Ne s'étonnant même plus de ce qu'elle entendait Juliana leur dit seulement :

- Mais que voulez-vous que je fasse ! Pourquoi restez-vous ?

- Nous sommes piégés ici Juliana… de toutes façons je crois que le monde dehors n'est pas pour nous.

Passablement effarée par ce qu'elle apprenait, Juliana s'avoua qu'elle percevait quelques similitudes entre la tyrannie exercée par Gévard l'ordinateur, l'asservissement volontaire des humains de son époque aux réseaux sociaux, sans compter la surveillance numérique d'Etats policiers.

Décidément cette grotte perdue au milieu des Cévennes mettait à mal ses rêves de découvertes de sociétés utopiques… Elle jetait même une lumière crue sur ce que Juliana avait tenté de fuir en se retirant loin de Paris. Son face à face avec le chef dématérialisé l'avait même violemment confrontée à cet épisode traumatique dont la presse locale s'était fait une joie de noircir des pages.

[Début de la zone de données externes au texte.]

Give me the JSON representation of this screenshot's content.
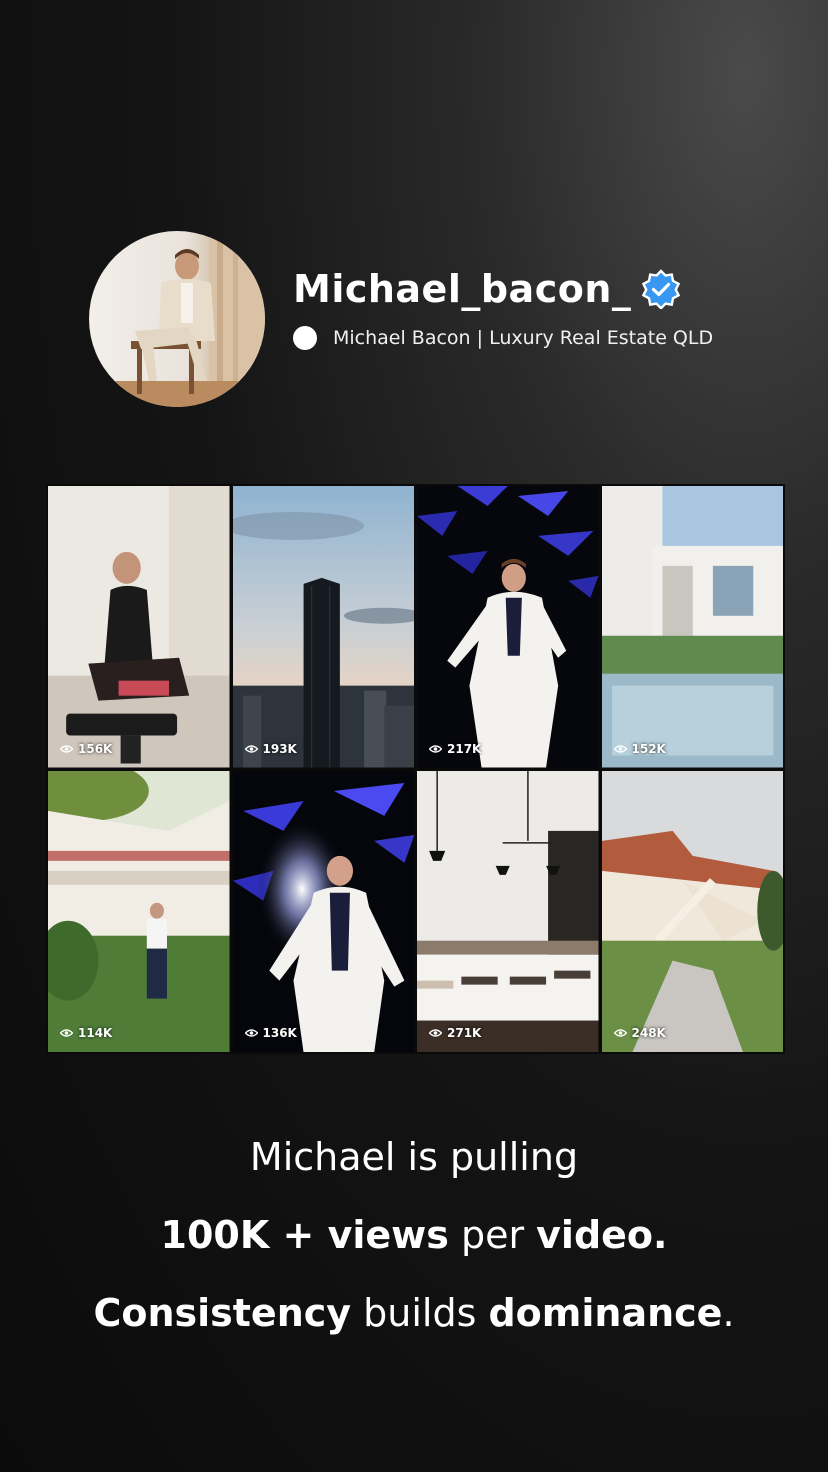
{
  "profile": {
    "username": "Michael_bacon_",
    "bio": "Michael Bacon | Luxury Real Estate QLD",
    "verified_color": "#3897f0"
  },
  "videos": [
    {
      "views": "156K"
    },
    {
      "views": "193K"
    },
    {
      "views": "217K"
    },
    {
      "views": "152K"
    },
    {
      "views": "114K"
    },
    {
      "views": "136K"
    },
    {
      "views": "271K"
    },
    {
      "views": "248K"
    }
  ],
  "caption": {
    "line1": "Michael is pulling",
    "line2_bold_a": "100K + views",
    "line2_plain": " per ",
    "line2_bold_b": "video.",
    "line3_bold_a": "Consistency",
    "line3_plain": " builds ",
    "line3_bold_b": "dominance",
    "line3_end": "."
  }
}
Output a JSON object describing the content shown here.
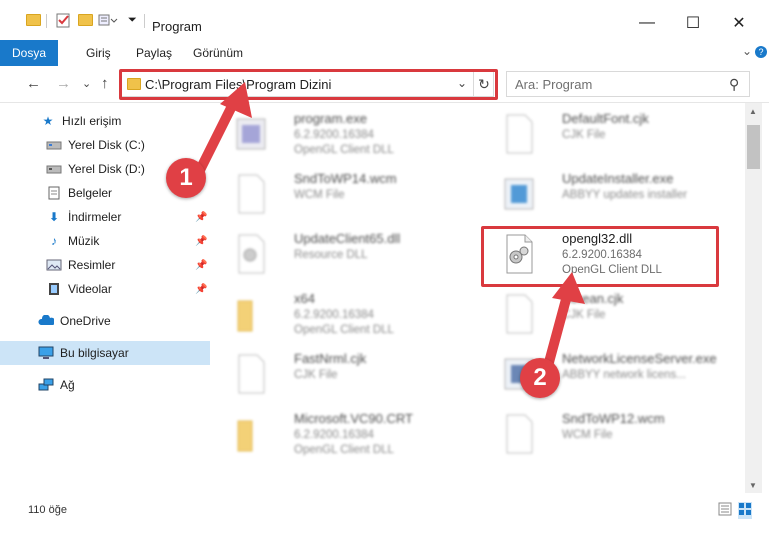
{
  "window": {
    "title": "Program",
    "minimize": "—",
    "maximize": "☐",
    "close": "✕"
  },
  "ribbon": {
    "tabs": [
      "Dosya",
      "Giriş",
      "Paylaş",
      "Görünüm"
    ],
    "expand": "⌄",
    "help": "?"
  },
  "nav": {
    "back": "←",
    "forward": "→",
    "recent": "⌄",
    "up": "↑"
  },
  "address": {
    "path": "C:\\Program Files\\Program Dizini",
    "dropdown": "⌄",
    "refresh": "↻"
  },
  "search": {
    "placeholder": "Ara: Program",
    "icon": "⚲"
  },
  "sidebar": {
    "items": [
      {
        "label": "Hızlı erişim",
        "icon": "star-icon"
      },
      {
        "label": "Yerel Disk (C:)",
        "icon": "drive-icon"
      },
      {
        "label": "Yerel Disk (D:)",
        "icon": "drive-icon"
      },
      {
        "label": "Belgeler",
        "icon": "documents-icon"
      },
      {
        "label": "İndirmeler",
        "icon": "download-icon"
      },
      {
        "label": "Müzik",
        "icon": "music-icon"
      },
      {
        "label": "Resimler",
        "icon": "pictures-icon"
      },
      {
        "label": "Videolar",
        "icon": "videos-icon"
      },
      {
        "label": "OneDrive",
        "icon": "cloud-icon"
      },
      {
        "label": "Bu bilgisayar",
        "icon": "computer-icon"
      },
      {
        "label": "Ağ",
        "icon": "network-icon"
      }
    ]
  },
  "files": [
    {
      "name": "program.exe",
      "line2": "6.2.9200.16384",
      "line3": "OpenGL Client DLL",
      "icon": "exe-icon"
    },
    {
      "name": "DefaultFont.cjk",
      "line2": "CJK File",
      "line3": "",
      "icon": "file-icon"
    },
    {
      "name": "SndToWP14.wcm",
      "line2": "WCM File",
      "line3": "",
      "icon": "file-icon"
    },
    {
      "name": "UpdateInstaller.exe",
      "line2": "ABBYY updates installer",
      "line3": "",
      "icon": "exe-icon"
    },
    {
      "name": "UpdateClient65.dll",
      "line2": "Resource DLL",
      "line3": "",
      "icon": "dll-icon"
    },
    {
      "name": "opengl32.dll",
      "line2": "6.2.9200.16384",
      "line3": "OpenGL Client DLL",
      "icon": "dll-icon"
    },
    {
      "name": "x64",
      "line2": "6.2.9200.16384",
      "line3": "OpenGL Client DLL",
      "icon": "folder-icon"
    },
    {
      "name": "Korean.cjk",
      "line2": "CJK File",
      "line3": "",
      "icon": "file-icon"
    },
    {
      "name": "FastNrml.cjk",
      "line2": "CJK File",
      "line3": "",
      "icon": "file-icon"
    },
    {
      "name": "NetworkLicenseServer.exe",
      "line2": "ABBYY network licens...",
      "line3": "",
      "icon": "exe-icon"
    },
    {
      "name": "Microsoft.VC90.CRT",
      "line2": "6.2.9200.16384",
      "line3": "OpenGL Client DLL",
      "icon": "folder-icon"
    },
    {
      "name": "SndToWP12.wcm",
      "line2": "WCM File",
      "line3": "",
      "icon": "file-icon"
    }
  ],
  "status": {
    "count": "110 öğe"
  },
  "badges": {
    "one": "1",
    "two": "2"
  },
  "colors": {
    "accent": "#1979ca",
    "highlight": "#d9393e",
    "selected": "#cce4f7"
  }
}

Alors que des idées sombres recommençaient à traverser son esprit, Juliana entendit une voix éraillée.

- Vous prendriez bien une rasade chère Juliana ? Un vieillard bossu au visage aussi émacié que son regard était juvénile, lui tendit une espèce de gobelet en bois rempli d'une mixture douteuse laissant échapper des vapeurs alcooliques.

Devant l'air mêlant surprise et circonspection de Juliana, le vieux fou poursuivit.

- Cela ne nous a pas encore tués, vous pouvez y aller !

S'appliquant à lui-même ces conseils, il s'envoya la mixture au fond du gosier. Pour l'accompagner, les autres membres de la troupe se servirent allègrement de la potion. Des rires commençaient à s'élever dans la grotte, animant d'une ferveur étonnante ce qui lui était apparu tel un tombeau. Les gestes se faisaient à la fois plus lents et plus libres, pour les uns le regard devenait vague, pour d'autres une vigueur nouvelle semblait les animer. Certains se mirent à danser, rythmant leurs pas de claquements de langue et de mains.

Leur sentiment d'impuissance ne semblait pas les empêcher de vivre…. Au contraire, l'absence totale d'emprise sur la situation semblait les avoir conduits à jouir des petits et des grands plaisirs. C'était peut-être une manière comme une autre de réagir après tout…

Juliana ferma les yeux et vida son gobelet en se remémorant une phrase de Churchill : « Le champagne est nécessaire en cas de défaite et obligatoire en cas de victoire. »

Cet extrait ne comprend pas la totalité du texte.